A second new Sun v20z server has also been purchased. It will support research in Sensor Networks. Both these new Sun servers are dual processor Opteron 248 systems with 4 GB of RAM and 146 GB of storage.

The Experimental Computing Lab is being converted and renamed as the Distributed Computing and Software Integration Lab (DISTIL); the location is room MATH 340. The new laboratory will have 7 dual-processor Xeon systems and 2 Macintosh G4 systems. Drs. Vassil Roussev and Shengru Tu will be the directors of the new lab.

Our Data Engineering Lab, in room MATH 212, has been upgraded with 28 new 2.8 Ghz Pentium 4 machines, each with 1 GB of RAM and a flat panel LCD monitor. This lab primarily supports the service courses which the department offers, including our computer literacy course CSCI 1000, and the introductory programming courses we offer in languages FORTRAN and C++.

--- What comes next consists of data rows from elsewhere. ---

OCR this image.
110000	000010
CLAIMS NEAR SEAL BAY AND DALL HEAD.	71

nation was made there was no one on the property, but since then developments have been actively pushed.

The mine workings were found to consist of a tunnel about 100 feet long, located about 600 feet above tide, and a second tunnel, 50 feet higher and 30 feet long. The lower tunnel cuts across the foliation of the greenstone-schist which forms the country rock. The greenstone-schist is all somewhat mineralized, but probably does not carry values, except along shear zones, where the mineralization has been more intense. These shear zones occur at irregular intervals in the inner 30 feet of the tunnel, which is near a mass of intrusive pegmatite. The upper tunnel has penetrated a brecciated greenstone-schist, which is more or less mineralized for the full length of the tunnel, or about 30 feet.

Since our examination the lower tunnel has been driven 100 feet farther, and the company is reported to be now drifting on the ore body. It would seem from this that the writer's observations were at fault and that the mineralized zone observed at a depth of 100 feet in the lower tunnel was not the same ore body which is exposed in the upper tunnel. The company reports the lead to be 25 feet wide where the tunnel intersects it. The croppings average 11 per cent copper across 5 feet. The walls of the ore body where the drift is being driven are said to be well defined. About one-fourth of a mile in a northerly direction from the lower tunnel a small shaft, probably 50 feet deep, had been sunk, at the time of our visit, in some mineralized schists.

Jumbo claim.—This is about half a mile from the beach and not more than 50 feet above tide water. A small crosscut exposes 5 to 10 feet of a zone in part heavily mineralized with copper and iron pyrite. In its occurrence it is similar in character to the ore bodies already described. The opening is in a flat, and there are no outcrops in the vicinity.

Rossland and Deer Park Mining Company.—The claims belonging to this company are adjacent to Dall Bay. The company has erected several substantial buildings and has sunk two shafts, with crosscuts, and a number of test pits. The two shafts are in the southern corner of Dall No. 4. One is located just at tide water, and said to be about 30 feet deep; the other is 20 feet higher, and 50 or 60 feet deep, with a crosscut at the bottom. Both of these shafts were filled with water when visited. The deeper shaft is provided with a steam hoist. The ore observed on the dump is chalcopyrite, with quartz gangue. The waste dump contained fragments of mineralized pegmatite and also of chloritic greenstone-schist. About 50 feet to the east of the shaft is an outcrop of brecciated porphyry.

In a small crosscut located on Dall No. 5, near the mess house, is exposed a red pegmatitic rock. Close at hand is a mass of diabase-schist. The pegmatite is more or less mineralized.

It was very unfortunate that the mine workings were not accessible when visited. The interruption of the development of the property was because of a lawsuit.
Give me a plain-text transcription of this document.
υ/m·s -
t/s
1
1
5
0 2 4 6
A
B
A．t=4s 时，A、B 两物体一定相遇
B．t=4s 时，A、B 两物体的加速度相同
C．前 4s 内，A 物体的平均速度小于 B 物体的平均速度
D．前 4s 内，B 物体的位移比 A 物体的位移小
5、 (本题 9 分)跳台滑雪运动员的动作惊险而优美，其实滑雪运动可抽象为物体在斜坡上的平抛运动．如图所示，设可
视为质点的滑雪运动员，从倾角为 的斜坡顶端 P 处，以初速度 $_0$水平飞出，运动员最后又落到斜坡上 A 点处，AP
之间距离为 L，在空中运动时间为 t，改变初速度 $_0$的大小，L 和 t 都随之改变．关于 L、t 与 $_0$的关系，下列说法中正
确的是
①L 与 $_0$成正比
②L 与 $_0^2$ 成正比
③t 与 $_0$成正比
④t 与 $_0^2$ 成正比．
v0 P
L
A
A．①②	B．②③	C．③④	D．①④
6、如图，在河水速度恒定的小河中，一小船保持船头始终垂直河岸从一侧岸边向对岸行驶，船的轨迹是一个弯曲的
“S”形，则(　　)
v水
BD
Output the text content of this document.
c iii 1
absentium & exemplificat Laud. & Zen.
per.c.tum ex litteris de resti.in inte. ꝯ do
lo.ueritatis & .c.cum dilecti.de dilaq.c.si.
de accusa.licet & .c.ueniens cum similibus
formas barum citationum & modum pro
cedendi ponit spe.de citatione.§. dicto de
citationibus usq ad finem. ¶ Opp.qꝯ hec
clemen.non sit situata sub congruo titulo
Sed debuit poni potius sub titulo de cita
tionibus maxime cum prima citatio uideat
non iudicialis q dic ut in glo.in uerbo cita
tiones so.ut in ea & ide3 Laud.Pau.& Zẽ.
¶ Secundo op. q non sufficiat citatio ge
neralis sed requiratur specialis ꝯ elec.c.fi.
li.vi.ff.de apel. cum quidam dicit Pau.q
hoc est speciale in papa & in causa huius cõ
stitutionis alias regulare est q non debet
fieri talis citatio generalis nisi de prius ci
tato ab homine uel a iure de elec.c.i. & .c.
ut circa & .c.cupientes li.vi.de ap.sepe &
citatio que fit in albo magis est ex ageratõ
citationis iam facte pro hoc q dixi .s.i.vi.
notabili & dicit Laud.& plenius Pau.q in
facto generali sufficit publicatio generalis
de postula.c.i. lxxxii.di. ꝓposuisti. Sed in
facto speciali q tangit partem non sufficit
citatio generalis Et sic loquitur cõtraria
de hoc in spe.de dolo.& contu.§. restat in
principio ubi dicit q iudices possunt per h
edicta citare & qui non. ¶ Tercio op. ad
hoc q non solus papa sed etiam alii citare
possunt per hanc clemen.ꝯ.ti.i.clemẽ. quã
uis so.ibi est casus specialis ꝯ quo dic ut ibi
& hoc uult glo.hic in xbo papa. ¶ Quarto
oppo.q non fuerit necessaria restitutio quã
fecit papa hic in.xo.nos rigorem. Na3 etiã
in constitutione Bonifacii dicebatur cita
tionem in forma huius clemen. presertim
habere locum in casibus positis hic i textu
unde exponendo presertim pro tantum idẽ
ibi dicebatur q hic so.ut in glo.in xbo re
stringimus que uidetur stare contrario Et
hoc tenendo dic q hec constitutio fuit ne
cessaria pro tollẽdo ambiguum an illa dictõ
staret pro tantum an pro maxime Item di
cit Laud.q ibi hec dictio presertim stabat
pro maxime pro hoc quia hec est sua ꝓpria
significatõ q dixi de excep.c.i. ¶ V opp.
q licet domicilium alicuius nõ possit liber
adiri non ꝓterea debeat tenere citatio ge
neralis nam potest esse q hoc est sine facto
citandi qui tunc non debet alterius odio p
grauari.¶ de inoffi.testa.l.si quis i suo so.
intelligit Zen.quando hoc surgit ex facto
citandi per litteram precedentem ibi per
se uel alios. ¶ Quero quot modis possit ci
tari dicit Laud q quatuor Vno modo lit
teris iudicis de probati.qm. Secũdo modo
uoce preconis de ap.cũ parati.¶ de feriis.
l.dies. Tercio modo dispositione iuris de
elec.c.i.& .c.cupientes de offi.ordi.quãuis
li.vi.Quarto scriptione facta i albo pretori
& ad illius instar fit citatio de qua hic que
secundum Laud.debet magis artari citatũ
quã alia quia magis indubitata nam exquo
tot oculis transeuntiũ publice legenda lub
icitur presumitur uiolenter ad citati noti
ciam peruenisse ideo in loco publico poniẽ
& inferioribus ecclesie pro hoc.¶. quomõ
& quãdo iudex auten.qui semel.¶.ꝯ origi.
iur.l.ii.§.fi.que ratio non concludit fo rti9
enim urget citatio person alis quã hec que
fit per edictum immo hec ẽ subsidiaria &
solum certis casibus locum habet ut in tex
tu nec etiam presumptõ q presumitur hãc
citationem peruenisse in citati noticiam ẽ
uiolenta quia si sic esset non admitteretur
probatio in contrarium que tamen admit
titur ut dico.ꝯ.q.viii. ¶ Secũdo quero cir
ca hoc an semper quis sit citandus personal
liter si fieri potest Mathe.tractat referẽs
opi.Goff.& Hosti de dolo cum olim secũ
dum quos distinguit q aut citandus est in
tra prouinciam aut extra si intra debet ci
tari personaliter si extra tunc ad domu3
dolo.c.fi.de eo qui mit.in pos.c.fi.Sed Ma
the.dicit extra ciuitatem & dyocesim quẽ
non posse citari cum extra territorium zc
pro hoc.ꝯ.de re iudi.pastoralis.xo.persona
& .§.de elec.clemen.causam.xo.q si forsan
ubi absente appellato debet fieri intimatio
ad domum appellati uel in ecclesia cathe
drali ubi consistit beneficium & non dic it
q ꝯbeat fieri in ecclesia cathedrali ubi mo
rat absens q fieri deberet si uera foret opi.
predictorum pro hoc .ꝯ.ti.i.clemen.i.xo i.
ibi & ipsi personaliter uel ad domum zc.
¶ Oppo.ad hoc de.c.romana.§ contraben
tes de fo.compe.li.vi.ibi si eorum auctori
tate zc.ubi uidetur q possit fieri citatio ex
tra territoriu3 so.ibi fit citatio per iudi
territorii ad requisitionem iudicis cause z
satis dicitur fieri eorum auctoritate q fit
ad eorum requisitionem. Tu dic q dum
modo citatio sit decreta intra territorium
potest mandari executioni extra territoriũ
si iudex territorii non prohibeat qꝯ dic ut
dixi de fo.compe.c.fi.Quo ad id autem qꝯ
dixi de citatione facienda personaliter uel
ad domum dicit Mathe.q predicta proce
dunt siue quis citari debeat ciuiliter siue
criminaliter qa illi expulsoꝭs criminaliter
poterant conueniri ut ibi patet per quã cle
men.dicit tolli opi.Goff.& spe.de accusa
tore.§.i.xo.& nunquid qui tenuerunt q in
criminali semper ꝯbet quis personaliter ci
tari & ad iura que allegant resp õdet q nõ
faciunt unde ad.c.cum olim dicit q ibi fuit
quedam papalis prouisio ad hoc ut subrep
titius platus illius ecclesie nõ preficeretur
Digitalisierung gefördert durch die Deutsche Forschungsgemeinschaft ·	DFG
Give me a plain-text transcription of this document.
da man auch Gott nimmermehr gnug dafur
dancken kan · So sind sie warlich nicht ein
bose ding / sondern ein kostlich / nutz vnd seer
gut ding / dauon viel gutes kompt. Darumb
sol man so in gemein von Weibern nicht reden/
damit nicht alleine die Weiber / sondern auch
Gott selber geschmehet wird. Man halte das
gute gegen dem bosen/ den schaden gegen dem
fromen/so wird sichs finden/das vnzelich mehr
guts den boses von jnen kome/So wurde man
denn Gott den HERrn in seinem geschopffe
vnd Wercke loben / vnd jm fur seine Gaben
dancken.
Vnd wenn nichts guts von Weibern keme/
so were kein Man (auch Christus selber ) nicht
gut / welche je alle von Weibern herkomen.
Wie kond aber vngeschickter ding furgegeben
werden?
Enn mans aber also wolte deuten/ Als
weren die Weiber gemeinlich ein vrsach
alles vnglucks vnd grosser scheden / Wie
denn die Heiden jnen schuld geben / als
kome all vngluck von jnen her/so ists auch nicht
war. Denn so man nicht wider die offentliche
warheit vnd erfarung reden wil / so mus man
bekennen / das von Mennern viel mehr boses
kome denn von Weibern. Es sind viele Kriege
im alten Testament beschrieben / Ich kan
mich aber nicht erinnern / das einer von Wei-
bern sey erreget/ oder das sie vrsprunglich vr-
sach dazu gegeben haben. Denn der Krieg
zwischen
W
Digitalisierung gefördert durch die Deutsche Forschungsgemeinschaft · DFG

The Internet connectivity in the department has been improved due to the university's investment in additional bandwidth for the campus. The bandwidth has been increased from 12 Mbit to 24 Mbit, providing a substantial boost in Internet access speed.


Students of Note

Elias Loup


Elias Loup grew up in New Orleans. He first attended UNO while enrolled at Benjamin Franklin High School, taking extra Computer Science, Math, and Physics classes. After graduating from high school, Elias was accepted into the University of Chicago. He graduated in 2003, receiving a BS with Honors in Mathematics, a BS in Computer Science, and a BA in Near Eastern Languages and Civilizations. He then returned to New Orleans to teach high school Physics and Algebra at McDonogh 35. He is now attending the University of New Orleans, seeking a PhD in Engineering and Applied Science.



Lev Shulman


My name is Lev Shulman, and I am a recent graduate of the University of New Orleans Computer Science Undergraduate program. I have recently worked as a software developer for the Monterey Bay Aquarium Research Institute and the Naval Postgraduate School in Monterey, California. There I gained experience in creating visualization, data mining, and data extraction tools for a variety of spatio-temporal oceanographic data sets, as well as systems programming. I am currently a Computer Science Masters student at University of New Orleans, and an instructor for an Introduction to Programming Course at St. Augustine High School in New Orleans. My research interests include spatio-temporal databases, data profile languages, query optimization, and chess and AI programming.